Note: I've identified these potential solutions, both with drawbacks:

  • Cherry pick commits. While this could be helpful, it's also likely that a cherry-picked commit will include extraneous changes beyond the narrow scope needed here. And it's just as likely that the single commit won't include all of the changes necessary (For example, if one commit created the feature, and a second created the field, you'd need to cherry pick both commits). This all seems to head for a merge headache down the road.

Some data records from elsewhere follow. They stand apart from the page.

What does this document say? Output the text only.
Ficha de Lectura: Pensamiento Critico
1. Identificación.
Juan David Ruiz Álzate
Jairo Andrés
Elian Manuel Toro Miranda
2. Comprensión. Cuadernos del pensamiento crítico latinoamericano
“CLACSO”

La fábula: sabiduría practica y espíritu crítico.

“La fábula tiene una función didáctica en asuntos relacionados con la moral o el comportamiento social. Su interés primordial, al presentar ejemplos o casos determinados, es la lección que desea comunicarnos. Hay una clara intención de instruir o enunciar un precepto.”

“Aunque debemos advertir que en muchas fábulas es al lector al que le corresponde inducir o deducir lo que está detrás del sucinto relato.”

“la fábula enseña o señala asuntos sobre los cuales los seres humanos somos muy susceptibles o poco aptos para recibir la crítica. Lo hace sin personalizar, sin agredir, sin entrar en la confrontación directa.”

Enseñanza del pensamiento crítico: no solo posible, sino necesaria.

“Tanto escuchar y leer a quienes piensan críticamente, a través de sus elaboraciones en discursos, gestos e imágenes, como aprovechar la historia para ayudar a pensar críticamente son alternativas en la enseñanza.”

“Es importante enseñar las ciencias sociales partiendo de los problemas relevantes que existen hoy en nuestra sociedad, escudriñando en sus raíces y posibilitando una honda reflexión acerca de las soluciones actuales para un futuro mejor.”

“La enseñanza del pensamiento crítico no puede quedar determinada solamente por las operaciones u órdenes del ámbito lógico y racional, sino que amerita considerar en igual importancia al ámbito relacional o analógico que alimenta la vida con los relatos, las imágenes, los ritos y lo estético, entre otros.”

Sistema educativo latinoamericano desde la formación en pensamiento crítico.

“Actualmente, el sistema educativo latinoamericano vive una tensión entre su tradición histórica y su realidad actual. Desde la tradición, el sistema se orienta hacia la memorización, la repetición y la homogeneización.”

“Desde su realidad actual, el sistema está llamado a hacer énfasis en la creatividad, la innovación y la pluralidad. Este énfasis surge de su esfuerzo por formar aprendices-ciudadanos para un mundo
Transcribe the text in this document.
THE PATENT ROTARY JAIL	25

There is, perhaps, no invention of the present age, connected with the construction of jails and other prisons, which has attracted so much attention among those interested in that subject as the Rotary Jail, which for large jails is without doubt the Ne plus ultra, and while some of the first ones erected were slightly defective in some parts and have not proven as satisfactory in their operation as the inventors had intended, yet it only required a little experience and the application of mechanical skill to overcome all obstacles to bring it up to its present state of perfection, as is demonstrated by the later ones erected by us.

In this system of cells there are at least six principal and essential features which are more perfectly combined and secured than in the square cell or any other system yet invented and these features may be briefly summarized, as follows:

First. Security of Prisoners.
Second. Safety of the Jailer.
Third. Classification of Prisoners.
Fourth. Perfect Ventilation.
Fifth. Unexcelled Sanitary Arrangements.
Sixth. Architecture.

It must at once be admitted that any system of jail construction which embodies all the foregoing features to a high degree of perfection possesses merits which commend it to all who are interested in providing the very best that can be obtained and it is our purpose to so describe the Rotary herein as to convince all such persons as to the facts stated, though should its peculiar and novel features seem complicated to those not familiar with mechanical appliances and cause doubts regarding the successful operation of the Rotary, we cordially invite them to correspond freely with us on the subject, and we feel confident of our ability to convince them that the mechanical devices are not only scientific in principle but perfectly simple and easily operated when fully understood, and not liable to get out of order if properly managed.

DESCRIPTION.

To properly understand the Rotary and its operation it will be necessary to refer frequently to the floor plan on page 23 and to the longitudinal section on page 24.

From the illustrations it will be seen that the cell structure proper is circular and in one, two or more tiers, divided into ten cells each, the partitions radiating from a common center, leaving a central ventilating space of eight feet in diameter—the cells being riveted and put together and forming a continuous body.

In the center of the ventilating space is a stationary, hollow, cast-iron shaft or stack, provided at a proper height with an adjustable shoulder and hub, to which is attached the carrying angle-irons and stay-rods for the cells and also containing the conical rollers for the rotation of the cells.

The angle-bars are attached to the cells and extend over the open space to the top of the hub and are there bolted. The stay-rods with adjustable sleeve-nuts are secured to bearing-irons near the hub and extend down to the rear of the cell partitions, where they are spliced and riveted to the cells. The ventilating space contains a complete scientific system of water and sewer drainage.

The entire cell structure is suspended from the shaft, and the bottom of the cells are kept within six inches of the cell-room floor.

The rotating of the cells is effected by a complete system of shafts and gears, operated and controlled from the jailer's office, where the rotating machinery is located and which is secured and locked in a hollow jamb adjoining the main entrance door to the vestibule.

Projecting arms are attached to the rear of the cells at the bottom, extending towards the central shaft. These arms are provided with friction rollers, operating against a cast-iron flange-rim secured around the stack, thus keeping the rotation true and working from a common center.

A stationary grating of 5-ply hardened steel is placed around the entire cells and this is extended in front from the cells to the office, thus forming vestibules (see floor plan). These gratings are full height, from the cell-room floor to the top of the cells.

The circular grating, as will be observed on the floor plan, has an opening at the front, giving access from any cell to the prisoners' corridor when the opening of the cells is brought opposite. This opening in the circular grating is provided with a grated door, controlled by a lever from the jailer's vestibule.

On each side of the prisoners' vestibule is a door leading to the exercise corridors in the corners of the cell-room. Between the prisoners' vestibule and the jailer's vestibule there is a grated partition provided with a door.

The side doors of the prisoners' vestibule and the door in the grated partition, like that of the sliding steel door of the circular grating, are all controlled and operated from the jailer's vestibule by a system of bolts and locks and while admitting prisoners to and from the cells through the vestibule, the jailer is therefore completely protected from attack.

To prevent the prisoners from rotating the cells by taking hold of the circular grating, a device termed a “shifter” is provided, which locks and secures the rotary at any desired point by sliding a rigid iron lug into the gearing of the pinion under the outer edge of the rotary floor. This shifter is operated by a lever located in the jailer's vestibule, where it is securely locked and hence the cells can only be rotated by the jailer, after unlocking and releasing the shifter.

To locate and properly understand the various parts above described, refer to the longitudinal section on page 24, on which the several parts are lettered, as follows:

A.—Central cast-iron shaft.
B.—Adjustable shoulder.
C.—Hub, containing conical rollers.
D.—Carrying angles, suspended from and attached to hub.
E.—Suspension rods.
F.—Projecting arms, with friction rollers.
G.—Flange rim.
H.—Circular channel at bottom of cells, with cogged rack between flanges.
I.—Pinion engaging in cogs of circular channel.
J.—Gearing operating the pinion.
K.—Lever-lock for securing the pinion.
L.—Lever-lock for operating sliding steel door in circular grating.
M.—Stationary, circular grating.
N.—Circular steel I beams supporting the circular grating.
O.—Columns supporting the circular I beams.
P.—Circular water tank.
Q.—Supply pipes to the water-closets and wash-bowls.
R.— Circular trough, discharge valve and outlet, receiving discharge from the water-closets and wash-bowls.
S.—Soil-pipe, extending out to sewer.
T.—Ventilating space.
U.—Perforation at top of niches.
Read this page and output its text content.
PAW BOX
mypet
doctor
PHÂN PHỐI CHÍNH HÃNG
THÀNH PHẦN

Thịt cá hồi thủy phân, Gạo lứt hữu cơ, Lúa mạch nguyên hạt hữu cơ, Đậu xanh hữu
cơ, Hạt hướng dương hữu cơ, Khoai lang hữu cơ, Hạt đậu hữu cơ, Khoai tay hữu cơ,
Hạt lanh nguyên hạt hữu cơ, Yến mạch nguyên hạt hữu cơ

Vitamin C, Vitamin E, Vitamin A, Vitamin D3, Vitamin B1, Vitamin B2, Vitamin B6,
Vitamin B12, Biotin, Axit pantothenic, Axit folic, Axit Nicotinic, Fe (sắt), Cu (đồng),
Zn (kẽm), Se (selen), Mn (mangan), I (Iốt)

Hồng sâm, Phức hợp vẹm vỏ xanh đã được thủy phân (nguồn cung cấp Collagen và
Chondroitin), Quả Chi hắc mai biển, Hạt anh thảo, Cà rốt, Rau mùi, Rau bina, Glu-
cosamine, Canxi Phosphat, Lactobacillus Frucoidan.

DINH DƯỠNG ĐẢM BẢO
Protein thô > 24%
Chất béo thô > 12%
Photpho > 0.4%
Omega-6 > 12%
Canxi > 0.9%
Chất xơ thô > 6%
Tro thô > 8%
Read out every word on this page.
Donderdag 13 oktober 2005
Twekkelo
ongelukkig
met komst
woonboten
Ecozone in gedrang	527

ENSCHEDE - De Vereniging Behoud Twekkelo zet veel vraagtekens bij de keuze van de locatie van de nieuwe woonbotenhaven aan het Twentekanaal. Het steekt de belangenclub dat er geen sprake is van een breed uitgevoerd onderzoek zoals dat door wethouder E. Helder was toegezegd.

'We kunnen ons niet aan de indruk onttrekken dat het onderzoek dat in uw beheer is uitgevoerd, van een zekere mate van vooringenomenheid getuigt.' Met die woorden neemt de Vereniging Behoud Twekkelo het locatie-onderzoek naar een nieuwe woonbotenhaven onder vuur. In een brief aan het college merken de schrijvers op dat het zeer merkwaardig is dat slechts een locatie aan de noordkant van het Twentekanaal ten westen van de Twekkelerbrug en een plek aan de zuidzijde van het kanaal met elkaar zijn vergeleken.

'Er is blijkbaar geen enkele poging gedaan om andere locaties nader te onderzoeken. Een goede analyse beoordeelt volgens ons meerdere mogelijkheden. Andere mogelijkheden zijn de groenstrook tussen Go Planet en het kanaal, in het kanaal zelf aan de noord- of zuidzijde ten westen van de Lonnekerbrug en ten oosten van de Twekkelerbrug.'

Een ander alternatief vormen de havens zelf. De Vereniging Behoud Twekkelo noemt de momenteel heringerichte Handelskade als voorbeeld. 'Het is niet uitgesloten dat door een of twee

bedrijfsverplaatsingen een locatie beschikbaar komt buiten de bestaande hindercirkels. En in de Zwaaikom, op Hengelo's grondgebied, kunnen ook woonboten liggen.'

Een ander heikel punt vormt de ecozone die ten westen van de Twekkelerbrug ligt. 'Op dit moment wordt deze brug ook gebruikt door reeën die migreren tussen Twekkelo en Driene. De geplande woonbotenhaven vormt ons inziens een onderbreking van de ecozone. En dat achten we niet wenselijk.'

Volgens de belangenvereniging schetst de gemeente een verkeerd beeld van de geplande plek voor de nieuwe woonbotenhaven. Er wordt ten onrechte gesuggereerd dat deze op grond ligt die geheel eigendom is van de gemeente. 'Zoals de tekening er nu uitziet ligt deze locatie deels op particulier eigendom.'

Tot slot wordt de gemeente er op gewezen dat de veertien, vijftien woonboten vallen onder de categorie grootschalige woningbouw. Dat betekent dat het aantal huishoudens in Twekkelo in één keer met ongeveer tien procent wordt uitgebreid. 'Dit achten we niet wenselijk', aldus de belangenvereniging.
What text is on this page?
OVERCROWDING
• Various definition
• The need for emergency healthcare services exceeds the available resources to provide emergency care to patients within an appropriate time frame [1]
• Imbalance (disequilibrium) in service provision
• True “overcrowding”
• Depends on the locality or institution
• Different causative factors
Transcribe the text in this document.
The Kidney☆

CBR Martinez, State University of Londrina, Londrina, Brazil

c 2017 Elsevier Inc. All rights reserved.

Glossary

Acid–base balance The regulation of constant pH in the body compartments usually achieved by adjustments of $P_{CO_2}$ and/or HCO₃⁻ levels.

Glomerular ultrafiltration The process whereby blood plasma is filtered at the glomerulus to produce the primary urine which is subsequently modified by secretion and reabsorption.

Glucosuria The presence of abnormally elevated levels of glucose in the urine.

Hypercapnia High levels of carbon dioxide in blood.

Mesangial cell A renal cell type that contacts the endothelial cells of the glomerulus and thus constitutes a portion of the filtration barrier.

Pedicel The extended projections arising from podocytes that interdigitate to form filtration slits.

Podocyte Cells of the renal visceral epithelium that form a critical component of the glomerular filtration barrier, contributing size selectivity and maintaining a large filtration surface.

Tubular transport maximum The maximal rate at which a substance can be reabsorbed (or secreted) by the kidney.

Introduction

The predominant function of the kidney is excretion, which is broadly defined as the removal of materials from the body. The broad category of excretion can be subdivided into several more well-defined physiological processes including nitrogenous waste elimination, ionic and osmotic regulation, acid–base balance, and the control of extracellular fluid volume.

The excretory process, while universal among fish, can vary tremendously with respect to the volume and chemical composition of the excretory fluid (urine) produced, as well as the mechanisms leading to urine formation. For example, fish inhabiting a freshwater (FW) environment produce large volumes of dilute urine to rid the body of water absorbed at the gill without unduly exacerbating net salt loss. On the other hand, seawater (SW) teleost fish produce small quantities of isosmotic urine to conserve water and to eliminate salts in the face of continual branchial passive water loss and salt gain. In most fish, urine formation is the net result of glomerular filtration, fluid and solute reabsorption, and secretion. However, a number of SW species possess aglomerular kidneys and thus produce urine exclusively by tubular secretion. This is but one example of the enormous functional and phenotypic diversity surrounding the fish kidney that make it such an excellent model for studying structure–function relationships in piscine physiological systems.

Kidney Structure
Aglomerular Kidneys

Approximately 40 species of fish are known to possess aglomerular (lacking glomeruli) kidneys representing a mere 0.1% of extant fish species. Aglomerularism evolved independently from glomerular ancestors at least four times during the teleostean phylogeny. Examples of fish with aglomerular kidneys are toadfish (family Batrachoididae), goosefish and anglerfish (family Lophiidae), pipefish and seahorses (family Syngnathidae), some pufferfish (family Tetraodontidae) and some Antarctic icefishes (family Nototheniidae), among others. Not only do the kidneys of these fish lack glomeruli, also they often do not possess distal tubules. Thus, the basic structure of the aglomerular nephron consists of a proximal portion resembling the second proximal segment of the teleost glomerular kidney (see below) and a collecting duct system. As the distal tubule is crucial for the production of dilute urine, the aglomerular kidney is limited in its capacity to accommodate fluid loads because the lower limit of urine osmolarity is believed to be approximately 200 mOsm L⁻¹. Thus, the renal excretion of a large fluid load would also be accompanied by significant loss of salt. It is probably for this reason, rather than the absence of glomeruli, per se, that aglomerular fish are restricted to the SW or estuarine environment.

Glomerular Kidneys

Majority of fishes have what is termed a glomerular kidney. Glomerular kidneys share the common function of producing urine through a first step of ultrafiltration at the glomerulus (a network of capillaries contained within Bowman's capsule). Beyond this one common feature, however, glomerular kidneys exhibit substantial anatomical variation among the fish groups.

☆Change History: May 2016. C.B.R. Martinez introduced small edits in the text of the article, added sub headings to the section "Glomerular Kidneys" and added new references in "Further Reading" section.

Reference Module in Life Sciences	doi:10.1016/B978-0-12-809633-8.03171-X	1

  • Create a folder within sites/all/features/ignore, manually transfer the needed features there from the other branch. Include this directory in .gitignore. I don't like that:

  1. This has our team sending features files all over outside of git,
  2. That it could introduce dependency errors if features are changed in the original, but not updated in the other places that they are used,
  3. That users may make changes to the ignored features that aren't moved into git,
  4. That switching between computers/development environments would lose these files
  5. That all related branches would need to be merged before deploying to production (which again, undermines the point of branching since these branches are now dependent on each other and would have to be released at once, rather than when ready/needed).
  • Another option is to make the change (export the feature needed or cherry-pick commits) to the parent branch (e.g., Develop or Develop-Feature) so that it's available to all child branches.
Jaypan avatar
de flag
This isn't the answer you are looking for, but in all honesty, I wouldn't suggest starting a new site on Drupal 7 at this point. Its EOL is Nov 2022, only a year and some from now. After that Drupal 7 won't receive security updates anymore, and the upgrade from D7 -> D8 is NOT easy. On top of this, the configuration management API in D8 is easier than D7 Features (https://www.morpht.com/blog/drupal-8-configuration-part-1-configuration-api). I'd recommend starting new sites in D9. Most every module has already upgraded from D8 -> D9 as the upgrade process is significantly easier.
Grayson Cooper avatar
in flag
Sorry for not clarifying! This isn't a new site. I've started new sites in D9, and agree that it is way easier/nicer, and while D9 can do 99% of what we need, the 1% is pretty key (mostly Rules related). We're building things in a D9 friendly way to mitigate the migration pains, while also trying to build some skill on our team to be comfortable with D9 (including, for example, moving to git). I imagine this question still applies to D9 sites (outside of features), and seems like cherry picking commits is the ideal approach.
leymannx avatar
ne flag
Consider Composerizing the site to manage contrib and core. Provide a way developers can easily sync the latest Live DB into their local site. Everytime a developer starts a new feature branch (or switches branches) or merges develop in to an existing feature branch they sync the latest Live DB into their local site and have to run `composer install`, `drush updb` and `drush fra`. Keep feature branches small, everybody must provide a merge/pull request with a stable state by the end of a working day. Ignore front-end build files from the repo. Leave that to the CI.
leymannx avatar
ne flag
Make Composer scripts, custom Drush commands, variable_get/_set() and hook_update_N() your best friends.
Kevin avatar
in flag
I can't think of a need for Rules as a blocker to upgrading. You can likely recreate many of those rules in a few lines of code/Events or use business rules.